Long-lived Irish rock band The Kissers said farewell to Madison a couple of years back, deciding to retire amidst a number of real-life changes for its members. At the time bassist/vocalist Ken Fitzsimmons penned an open letter to the band's fans in advance of its "farewell for now" show, giving background on its history and the rationale for breaking up. Since then, the band has played a couple of St. Patrick's Day reunion shows, keeping The Kissers fresh in fans' minds. Now Fitzsimmons returns with a new communiqué, announcing the band's "reformation" and a return show at the Crystal Corner Bar on Saturday, October 2. The letter follows.
The Kissers called it quits in 2008 after banjoist Waylan Nate Palan (now performing as Waylan Daniel) and fiddler Kari Bethke moved to New York City. Their departure was more of a symptom of the oncoming breakup than the cause. In fact, the band had gone through many lineup changes since its founding in 1998. When Nate and Kari left, I was the only remaining founding member. Losing a couple of members never stopped the band before, so what was different this time?
Around 2004, The Kissers began doing something we'd wanted to do for a long time: tour the country. Armed with a booking agent, we set off for many small and mid-sized clubs, Irish pubs, and a few colleges and festivals on both coasts and borders of the U.S. In all, we played 39 states, and at the height of our touring drove more than 75,000 miles and played over 200 shows in one year alone.
Well, as many people know, touring takes a toll. On one hand it's liberating. Most of us didn't even pay rent or own a home, and so we were free to travel wherever the winds took us. Our sense of time and distance were altered. I'd be in Madison and on the phone with my friend in Portland, Oregon telling him that I'd be seeing him in a few days. This was just a part of the lifestyle.
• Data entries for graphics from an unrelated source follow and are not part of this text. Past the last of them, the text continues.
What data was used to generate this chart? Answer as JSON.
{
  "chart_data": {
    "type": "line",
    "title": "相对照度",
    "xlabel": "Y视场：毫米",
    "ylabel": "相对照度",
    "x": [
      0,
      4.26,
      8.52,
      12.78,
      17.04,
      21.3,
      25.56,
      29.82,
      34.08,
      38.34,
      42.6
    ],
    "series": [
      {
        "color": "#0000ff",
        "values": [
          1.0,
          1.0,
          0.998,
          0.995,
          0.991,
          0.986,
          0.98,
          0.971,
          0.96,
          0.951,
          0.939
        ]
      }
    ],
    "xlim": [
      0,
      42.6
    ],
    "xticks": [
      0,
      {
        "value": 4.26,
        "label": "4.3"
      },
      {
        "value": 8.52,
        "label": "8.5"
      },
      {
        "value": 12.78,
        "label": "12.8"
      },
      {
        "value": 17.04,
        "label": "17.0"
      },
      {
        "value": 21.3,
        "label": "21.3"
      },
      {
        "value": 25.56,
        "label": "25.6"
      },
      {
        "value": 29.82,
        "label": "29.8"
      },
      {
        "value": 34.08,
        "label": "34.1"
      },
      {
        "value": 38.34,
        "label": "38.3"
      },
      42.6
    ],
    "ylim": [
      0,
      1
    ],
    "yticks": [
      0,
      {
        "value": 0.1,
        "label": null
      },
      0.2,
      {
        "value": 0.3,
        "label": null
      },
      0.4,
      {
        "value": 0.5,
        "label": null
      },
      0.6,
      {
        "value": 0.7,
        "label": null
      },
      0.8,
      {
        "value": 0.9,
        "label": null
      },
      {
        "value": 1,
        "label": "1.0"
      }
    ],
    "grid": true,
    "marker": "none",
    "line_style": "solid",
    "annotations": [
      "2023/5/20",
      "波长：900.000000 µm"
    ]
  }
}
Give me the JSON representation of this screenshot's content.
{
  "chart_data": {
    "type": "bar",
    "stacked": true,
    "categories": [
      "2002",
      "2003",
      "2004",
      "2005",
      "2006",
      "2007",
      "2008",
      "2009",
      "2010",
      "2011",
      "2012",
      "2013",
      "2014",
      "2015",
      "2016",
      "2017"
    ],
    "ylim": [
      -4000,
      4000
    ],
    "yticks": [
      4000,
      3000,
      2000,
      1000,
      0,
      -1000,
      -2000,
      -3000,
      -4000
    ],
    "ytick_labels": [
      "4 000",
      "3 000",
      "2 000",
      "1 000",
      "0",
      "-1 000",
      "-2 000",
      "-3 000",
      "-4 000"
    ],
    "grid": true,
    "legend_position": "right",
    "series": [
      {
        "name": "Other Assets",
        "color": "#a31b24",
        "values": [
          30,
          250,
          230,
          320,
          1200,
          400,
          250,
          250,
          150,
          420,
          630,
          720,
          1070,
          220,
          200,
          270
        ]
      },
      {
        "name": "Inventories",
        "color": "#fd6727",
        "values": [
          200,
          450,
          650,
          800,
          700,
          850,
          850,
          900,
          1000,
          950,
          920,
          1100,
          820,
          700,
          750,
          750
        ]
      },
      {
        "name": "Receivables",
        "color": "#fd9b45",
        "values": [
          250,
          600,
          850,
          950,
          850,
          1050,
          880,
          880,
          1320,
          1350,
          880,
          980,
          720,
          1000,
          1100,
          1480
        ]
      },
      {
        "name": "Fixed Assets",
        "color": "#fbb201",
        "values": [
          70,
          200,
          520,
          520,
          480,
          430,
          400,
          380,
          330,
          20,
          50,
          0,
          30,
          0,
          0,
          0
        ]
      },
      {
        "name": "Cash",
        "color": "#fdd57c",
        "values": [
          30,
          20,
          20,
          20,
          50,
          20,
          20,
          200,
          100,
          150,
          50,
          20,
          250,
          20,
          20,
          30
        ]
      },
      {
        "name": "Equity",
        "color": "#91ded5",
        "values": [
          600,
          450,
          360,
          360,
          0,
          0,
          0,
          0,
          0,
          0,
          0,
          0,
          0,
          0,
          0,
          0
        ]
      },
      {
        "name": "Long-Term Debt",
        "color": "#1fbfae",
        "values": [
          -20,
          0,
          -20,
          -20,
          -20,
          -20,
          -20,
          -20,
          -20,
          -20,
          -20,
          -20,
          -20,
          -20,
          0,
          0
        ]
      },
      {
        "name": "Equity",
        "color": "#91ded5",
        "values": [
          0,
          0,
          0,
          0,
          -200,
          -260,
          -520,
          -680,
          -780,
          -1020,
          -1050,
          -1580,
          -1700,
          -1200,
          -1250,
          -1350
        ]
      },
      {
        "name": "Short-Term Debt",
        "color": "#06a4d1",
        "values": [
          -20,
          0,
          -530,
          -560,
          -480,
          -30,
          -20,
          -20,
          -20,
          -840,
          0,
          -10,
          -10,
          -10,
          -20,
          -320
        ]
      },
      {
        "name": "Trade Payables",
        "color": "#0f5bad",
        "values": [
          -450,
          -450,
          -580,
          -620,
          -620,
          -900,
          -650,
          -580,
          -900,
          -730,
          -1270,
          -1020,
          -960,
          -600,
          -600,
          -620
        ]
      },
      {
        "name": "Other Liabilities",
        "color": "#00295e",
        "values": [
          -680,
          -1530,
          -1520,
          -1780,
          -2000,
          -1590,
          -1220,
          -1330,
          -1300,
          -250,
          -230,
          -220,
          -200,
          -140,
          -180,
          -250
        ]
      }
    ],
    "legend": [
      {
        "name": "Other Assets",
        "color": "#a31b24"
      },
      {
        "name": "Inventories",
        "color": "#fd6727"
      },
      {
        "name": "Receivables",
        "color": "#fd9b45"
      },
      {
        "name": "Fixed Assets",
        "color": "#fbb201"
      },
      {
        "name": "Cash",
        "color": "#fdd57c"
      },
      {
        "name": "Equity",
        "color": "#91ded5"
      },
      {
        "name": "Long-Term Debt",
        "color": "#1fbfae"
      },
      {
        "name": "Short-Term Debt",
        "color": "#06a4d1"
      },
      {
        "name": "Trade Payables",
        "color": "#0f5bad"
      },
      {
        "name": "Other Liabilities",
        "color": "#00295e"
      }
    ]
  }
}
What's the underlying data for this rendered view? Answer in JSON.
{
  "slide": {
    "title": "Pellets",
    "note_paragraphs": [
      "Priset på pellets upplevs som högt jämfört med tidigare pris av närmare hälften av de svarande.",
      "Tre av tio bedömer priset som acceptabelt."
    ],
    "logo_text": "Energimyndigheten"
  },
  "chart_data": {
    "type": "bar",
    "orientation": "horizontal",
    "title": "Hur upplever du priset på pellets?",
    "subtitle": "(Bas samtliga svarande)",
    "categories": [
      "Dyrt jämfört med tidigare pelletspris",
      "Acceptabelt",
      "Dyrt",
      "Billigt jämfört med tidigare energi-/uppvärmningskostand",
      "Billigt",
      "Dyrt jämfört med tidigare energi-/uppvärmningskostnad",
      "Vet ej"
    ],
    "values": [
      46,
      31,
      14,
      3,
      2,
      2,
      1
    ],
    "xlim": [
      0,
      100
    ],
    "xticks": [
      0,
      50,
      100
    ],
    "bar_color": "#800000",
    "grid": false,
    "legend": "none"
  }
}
But it's not hard to imagine that when not having a home, any real regularity (other than moving -- always moving) or much income to speak of, the desire to "settle down" starts creeping into the mind. And as the dreams of touring fade into thoughts like "how come we've played this place five times and still no one's coming to see us?" the romanticism begins to wear off.
Whiskey Lash All-Stars
When the band was in town (meaning Madison), we'd frequently play Irish-themed shows, but with less than the full lineup of The Kissers. Whenever the whole band wasn't there, we'd call it the Whiskey Lash All-Stars, so that no one would be confused or tricked into thinking they were at a Kissers performance but weren't getting the full show. The All-Stars played covers and Irish traditionals that the full group didn't play.
After the "Farewell for Now" show in June 2008, the All-Stars continued to play with whatever remaining members were in town, and a few previous members. Founding mandolin player Kevin Youngs always played with the group and continued doing so after he left The Kissers in 2004. Founding whistle player Bryan Elliott (a former bandmate of mine in Little Blue Crunchy Things) started teaming up with the All-Stars after the Farewell show.
Another important detail about 2008 was that I was about to enter grad school at UW-Madison for an arts administration MBA. As anyone who has ever gone to grad school can attest, my time was... well ... taken. However, in May 2010 I happily graduated and found myself with a bit more time on my hands.
And then one day it dawned on me: Other than the number of people on stage, is there really any difference between The Kissers and the Whiskey Lash All-Stars? If an audience member looked at two set lists, one with "Streams of Whiskey" by The Pogues and "American Folk Song" by The Kissers (a song frequently "covered" by the All-Stars) written on it, while the other had "If I Should Fall From Grace with God" by The Pogues and "What They Can" by The Kissers, would that person really have any idea which band's set list they were looking at? And would we?
Well, things are so often more obvious when you're on the outside looking in. So it took us a few years to figure this one out.
So here's what's happening: The Whiskey Lash All-Stars are breaking up. Yes, I'm sorry to say, they were a good band, and it's too bad really because there really isn't a whole lot of Irish rock being played in town.
But wait! There's good news. Some of the members of that group (all of them actually) are joining up with The Kissers to bring that band back to life! Get it?
Now every show may not be the whole band, but you'll get clue words. For example on the second Monday of the month at The Malt House you can hear The Kissers (traditional set) which includes Ken on guitar/vocals, Kevin on mandolin, Bryan on whistle and Kissers drummer Joe Bernstein on bodhran (the traditional Irish drum).
Sometimes at Tyranena Brewery in Lake Mills you might see The Kissers (pub show) -- a stripped-down version of the rock show -- with Ken, Kevin, Joe and Kissers guitarist Sean Michael Dargan.
But if the marquee just says "The Kissers," then expect the full experience with Ken, Kevin, Bryan, Sean, Joe and accordionist/keyboardist Mike Cammilleri. The band will be reworking its set as it has done many times in the past in order to fully utilize the strength of its lineup.
For a better understanding of what that sounds like, go to the Crystal Corner Bar on Saturday, October 2, and see for yourself. And if you can't make it to that show, well, we'll see you soon.